The record regains that ability to focus on structure – a word I’m afraid I’ll be using a lot going forward – and this produces “song” songs like “The Sparrow” and “How Many Times.” Jones’ narration occasionally drives a track or two, but overall, Lips leaders Wayne Coyne and Steven Drozd (in reduced collaboration with longtime compatriot Dave Fridmann as an “additional” producer) are aiming for that sweet spot they found on Bulletin and Yoshimi, and it works. King’s Mouth is still trippy, still unmistakably Flaming Lips, but is more accessible than they’ve been in years.
“Accessible” is a loaded term. There’s nary a shout-out to indigo vagina-fart rainbows to be found over scratchy, lo-fi electronics here. Yet, fully half of the record deals with the birth and life of this universal king. Midway through, he dies to save his citizens. Still, they cannot bear to be without him, so they behead him, dip his head in molten steel, and take turns climbing in his mouth to see the stars contained therein. It is bizarre, and yet carried out with a restraint that runs counter to the fantastical premise.
I think there’s bound to be many who have problems with King’s Mouth, and not for the narrative weirdness or the fascination with death and its implications. The Flaming Lips have always had such an inclination. In fact, The Soft Bulletin was not the original title for that album and was, instead, The Soft Bullet In, according to Coyne’s witness. (It’s difficult to say with certainty whether this is true or he was merely yanking an interviewer around, which is something he liked to do from time to time.) The problems may arise from this record being amiably pleasing and ultimately pleasing few, as it is not the warped burnouts that Embryonic or The Terror were, but it is also not a collection of self-contained tunes invented by committed weirdos. Yes, the songs are structured, but this is a concept record that heavily leans on its trappings to hold it all together. “How Many Times” is being sold as the record’s first single, and it can stand apart from the collection well enough, but it loses something without its framework (much like a head without a body).
The other side of this is there was a transgressive perversity to how The Lips once embraced their mainstream side which is unattainable now.
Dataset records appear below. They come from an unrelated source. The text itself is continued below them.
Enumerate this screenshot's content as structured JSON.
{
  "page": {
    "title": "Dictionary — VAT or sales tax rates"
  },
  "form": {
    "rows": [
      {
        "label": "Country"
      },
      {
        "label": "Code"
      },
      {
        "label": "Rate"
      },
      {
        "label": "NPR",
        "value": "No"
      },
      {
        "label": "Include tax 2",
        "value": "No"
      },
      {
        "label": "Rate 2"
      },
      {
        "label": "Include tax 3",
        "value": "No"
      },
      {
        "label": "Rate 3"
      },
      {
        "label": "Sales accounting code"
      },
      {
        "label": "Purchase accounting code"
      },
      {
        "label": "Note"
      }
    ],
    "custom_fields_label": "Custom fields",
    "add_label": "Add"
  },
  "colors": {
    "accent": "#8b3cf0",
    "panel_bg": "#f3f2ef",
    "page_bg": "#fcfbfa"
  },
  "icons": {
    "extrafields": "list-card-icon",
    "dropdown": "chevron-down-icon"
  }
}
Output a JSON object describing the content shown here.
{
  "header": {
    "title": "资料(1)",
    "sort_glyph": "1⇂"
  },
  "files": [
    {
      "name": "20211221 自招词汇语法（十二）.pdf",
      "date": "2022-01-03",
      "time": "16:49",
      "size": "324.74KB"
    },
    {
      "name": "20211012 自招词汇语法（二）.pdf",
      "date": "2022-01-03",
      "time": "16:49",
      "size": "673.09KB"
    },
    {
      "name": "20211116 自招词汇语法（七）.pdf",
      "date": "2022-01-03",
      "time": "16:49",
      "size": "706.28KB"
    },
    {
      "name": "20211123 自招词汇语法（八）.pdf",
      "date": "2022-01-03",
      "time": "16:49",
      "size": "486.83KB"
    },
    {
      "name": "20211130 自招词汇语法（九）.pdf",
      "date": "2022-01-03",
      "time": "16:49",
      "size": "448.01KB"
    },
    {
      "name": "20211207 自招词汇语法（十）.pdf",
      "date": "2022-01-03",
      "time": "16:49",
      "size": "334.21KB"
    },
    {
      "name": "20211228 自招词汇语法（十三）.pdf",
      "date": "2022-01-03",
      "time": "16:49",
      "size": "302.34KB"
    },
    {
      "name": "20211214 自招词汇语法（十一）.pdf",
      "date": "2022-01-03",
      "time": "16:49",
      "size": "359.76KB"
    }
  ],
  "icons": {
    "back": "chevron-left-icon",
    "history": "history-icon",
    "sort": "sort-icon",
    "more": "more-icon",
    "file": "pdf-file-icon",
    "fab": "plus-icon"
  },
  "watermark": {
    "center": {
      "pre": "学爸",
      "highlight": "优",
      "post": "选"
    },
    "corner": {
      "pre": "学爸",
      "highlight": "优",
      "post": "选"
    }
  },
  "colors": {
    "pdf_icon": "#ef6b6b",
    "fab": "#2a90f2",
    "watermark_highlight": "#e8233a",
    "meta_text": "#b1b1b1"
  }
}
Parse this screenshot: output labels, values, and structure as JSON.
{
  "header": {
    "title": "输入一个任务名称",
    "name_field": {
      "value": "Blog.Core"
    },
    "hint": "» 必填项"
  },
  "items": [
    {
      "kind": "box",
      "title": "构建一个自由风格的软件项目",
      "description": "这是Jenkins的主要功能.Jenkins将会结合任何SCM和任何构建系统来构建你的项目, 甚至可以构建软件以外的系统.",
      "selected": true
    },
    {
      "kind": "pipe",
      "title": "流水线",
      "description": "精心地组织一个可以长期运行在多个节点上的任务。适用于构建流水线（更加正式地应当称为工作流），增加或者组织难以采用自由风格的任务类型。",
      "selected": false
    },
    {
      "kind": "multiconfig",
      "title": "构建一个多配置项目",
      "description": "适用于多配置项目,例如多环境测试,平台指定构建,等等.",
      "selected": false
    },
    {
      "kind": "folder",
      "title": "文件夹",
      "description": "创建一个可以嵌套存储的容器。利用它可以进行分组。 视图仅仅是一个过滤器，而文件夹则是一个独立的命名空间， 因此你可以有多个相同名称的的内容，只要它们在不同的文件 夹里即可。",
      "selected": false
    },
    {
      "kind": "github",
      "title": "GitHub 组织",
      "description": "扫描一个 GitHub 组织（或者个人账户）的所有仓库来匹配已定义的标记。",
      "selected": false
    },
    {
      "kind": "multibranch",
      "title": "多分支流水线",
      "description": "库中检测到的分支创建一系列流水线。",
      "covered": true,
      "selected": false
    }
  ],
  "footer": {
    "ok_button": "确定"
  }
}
The pop-rock they seek to emulate again is not mainstream anymore, and they’re not the younger pranksters they used to be, tweaking the stiffs. They’re not spinning yarns about being old people, mind you, but their flirtations surrounding mortality hit closer, and even in the relative madness of a song cycle about giant kings and the idols created in their absence, they are hinting at being too much in love with a past that the populace can’t seem to let it go, and that idolatry supersedes the thing it represented. Essentially, The Soft Bulletin and Yoshimi are dead, but the public has dipped these things in metal to act as the end-all-be-all that inhibits growth, and also forms unrealistic plateaus that can’t be climbed again.
It’s that aspect that is fascinating but, at the same time, kind of dispiriting. The band, no longer a teenager with the keys, is fully aware of the damage they could do now, and that understanding has to play a role in what comes after, either consciously or subconsciously. The band knows that this record, while a tribute to that time period and what was created then, will be undercut by legacy and won’t have the freedom to live on its own. As good as it may be (and it is very entertaining), it has to compete with the “giant steel head” of the past.
My advice is to enjoy it for what it is, and attempt to forget about what it is not. There’s a lot to like about King’s Mouth if you are ready to accept it at face value.